I recently sat in on a very exciting presentation about how Web 2.0 will flatten organizations and unleash knowledge and creativity locked up in employees stifled by rigid hierarchies… Oh wait a minute, wasn’t that the same talk I heard about knowledge management and collaboration back in 1998?
In fact, as I was thinking about this during the presentation, another member of the audience pointed this out. Clearly, I’m not the only one wondering where these two approaches diverge. So, what is different? What is the same? Are there lessons that can be leveraged from prior experiences with these concepts?
Well, quite a few things have changed since 1998:
- Velocity of information flow: In 1905, Kodak Corporation had a global business without the use of fax machines, email, or even telephones. Every generation of technology since then has increased the clock speed of organizations and enabled vast new networks to form.
- Degree of connectedness: These days, my air card keeps my laptop connected anywhere--even in moving taxis in relatively remote areas. My blackberry only disconnects on flights. The degree to which we are connected to one another has changed in previously unimaginable ways in a relatively short amount of time.
- Expectations and acculturation: Remember when people refused to shop online? No one trusted websites and people surely would not put credit card information into a form online. However, as websites were adopted by trusted brands the general population became accustomed to doing more on the web. Mass adoption of technology changes the perception of it. My generation grew up without ubiquitous computing, but the latest buying generation has never known a world without it.
- Infrastructure: During the dot com boom, businesses received millions of dollars to do things on the internet that we had done behind the firewall for years. Yet, just as the railroad boom and bust of the early 19th century created capacity and infrastructure that later enabled new services and business models, so too did the internet boom and bust pave the way for new, lower cost technologies and services.
- Application maturity: It’s easier to create applications that leverage networks and easier to integrate applications. New scripting languages and tools, web services, and interoperability standards have made it easier to repurpose content and create mash ups of diverse functionality from different environments.
As a backdrop for this interesting confluence of events, there is a science that deals with large systems that contain many moving parts. Complex systems react, adapt, grow, change and evolve. The internet is a complex system that began with some simple rules for creating pages, linking those pages together and requesting remote display of pages from other machines. From those simple rules, a vast information eco-system supporting all aspects of society has grown and emerged.
When people talk about Web 2.0, they talk about flattening hierarchies, decentralized decision making, unleashing creativity, leveraging collective wisdom, crowd sourcing, mashing up different applications and content sources, and allowing users to generate content. These are all examples of an evolution of basic processes that people engage in whenever they get together and focus their attention on a problem or opportunity. Web 2.0 just vastly expands the scale, depth, and speed at which this is happening.
So the bottom line is this stuff is very old and very new.

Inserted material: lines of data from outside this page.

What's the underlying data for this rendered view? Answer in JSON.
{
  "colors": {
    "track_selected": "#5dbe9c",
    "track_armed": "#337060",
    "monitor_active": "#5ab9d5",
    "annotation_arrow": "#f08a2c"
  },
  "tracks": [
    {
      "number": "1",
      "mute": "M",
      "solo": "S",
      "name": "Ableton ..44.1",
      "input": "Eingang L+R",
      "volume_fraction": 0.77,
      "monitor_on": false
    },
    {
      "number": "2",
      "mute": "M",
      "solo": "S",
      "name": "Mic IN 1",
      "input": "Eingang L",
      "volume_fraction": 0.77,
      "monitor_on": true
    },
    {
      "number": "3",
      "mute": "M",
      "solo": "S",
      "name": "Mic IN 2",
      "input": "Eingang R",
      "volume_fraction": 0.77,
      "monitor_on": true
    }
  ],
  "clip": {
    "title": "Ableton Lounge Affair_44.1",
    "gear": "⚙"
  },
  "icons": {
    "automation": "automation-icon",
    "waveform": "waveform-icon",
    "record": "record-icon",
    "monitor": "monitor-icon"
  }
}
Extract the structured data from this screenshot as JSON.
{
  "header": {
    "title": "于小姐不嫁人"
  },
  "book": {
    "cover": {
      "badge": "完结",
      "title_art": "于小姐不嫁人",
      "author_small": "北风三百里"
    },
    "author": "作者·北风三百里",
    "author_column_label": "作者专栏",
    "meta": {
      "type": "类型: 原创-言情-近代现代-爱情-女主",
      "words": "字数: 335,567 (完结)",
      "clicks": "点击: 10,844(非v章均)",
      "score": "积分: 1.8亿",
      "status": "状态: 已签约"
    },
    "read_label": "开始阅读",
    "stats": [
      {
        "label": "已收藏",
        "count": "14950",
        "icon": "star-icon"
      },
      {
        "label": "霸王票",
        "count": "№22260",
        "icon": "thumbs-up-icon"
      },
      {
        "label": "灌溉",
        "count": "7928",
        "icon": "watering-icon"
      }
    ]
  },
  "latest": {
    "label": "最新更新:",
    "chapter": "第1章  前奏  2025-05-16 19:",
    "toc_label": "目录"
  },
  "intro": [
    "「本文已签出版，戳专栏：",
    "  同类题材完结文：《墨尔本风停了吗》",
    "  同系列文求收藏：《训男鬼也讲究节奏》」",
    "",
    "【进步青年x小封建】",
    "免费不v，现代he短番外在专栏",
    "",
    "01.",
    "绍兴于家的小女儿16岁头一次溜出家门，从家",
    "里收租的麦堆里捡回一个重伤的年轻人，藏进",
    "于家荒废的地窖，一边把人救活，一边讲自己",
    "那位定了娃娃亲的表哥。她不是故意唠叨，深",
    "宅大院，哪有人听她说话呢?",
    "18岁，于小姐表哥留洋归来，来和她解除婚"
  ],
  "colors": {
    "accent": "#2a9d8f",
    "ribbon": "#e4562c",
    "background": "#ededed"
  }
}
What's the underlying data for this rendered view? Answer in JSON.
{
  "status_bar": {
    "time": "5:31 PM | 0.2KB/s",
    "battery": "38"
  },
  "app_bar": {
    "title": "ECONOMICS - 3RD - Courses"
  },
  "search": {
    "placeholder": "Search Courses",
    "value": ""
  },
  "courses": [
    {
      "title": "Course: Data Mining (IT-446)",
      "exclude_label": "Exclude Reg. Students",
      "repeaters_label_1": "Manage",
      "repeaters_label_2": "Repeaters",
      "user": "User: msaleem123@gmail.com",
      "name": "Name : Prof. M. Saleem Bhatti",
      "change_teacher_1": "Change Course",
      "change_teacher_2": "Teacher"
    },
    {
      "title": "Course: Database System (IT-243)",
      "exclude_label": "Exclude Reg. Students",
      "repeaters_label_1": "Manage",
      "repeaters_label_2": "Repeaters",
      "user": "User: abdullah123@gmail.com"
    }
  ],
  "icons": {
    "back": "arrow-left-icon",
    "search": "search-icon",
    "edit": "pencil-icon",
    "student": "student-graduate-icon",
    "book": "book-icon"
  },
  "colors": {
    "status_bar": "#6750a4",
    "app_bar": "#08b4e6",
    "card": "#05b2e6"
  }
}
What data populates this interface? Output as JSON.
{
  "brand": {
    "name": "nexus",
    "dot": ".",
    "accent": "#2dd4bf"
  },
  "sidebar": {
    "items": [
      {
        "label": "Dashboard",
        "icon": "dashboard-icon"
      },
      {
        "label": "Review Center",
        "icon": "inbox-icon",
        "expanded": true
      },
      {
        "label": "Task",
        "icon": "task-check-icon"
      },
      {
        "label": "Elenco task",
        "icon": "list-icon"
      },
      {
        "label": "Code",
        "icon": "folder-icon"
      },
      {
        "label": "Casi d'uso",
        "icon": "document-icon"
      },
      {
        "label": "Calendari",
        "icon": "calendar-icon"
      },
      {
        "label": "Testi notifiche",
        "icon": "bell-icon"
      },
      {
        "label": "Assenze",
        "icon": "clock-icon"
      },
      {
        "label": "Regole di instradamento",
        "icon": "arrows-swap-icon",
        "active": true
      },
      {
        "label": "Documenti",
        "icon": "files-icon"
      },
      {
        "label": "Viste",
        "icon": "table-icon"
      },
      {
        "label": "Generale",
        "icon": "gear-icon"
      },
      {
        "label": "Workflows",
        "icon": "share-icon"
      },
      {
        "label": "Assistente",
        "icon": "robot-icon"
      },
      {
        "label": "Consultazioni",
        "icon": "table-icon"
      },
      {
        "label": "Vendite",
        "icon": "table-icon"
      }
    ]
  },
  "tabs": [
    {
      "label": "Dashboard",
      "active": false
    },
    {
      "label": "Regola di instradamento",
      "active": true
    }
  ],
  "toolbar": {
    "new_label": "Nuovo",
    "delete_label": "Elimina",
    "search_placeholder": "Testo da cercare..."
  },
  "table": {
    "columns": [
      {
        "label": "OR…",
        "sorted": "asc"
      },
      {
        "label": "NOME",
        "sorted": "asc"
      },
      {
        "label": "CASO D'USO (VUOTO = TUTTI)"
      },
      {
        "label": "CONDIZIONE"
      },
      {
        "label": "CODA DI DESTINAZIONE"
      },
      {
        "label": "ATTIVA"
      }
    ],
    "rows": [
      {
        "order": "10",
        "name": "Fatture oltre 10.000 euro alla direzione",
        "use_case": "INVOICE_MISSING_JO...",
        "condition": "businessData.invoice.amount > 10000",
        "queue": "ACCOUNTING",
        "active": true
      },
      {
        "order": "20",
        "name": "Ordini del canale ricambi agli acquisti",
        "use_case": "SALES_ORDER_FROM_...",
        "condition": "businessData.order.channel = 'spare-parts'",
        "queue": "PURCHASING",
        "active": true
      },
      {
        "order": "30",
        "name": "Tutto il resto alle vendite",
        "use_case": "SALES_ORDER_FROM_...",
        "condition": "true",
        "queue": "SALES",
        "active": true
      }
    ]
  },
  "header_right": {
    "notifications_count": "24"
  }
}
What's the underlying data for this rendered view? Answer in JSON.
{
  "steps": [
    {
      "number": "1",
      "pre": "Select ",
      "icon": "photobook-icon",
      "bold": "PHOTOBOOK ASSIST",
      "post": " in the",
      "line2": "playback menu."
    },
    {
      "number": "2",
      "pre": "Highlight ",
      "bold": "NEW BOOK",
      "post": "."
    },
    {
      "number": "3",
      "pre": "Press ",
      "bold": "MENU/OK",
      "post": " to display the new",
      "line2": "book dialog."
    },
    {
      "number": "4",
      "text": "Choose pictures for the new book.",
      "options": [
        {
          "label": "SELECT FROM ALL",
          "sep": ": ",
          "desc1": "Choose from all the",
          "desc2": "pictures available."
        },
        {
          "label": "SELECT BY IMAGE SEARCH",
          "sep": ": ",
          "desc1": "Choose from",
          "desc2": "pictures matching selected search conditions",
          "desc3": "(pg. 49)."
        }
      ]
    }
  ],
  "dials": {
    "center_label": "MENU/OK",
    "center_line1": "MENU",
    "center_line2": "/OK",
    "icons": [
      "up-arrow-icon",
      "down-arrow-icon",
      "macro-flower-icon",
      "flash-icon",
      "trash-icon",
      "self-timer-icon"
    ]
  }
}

It’s the same collaboration, creativity, and knowledge creation that people have engaged in since the beginning of human communication—just on a mind-boggling scale. What is important to do is find ways to experiment with Web 2.0 behind the firewall. The most important thing to keep in mind is not to throw away web 1.0 stuff, or be too enamored with principles of "self-organization."
Web 2. 0 is an exciting progression of our world. There is no staying out of the game. Keep your eyes open to new possibilities but recognize that all of this builds on things you have already been doing. Experiment and evolve with new approaches and stay focused on bottom line-benefits without getting side tracked by a grand vision that is too far off. Web 2.0 is an evolution and will enable new solutions that we can’t even conceive of today.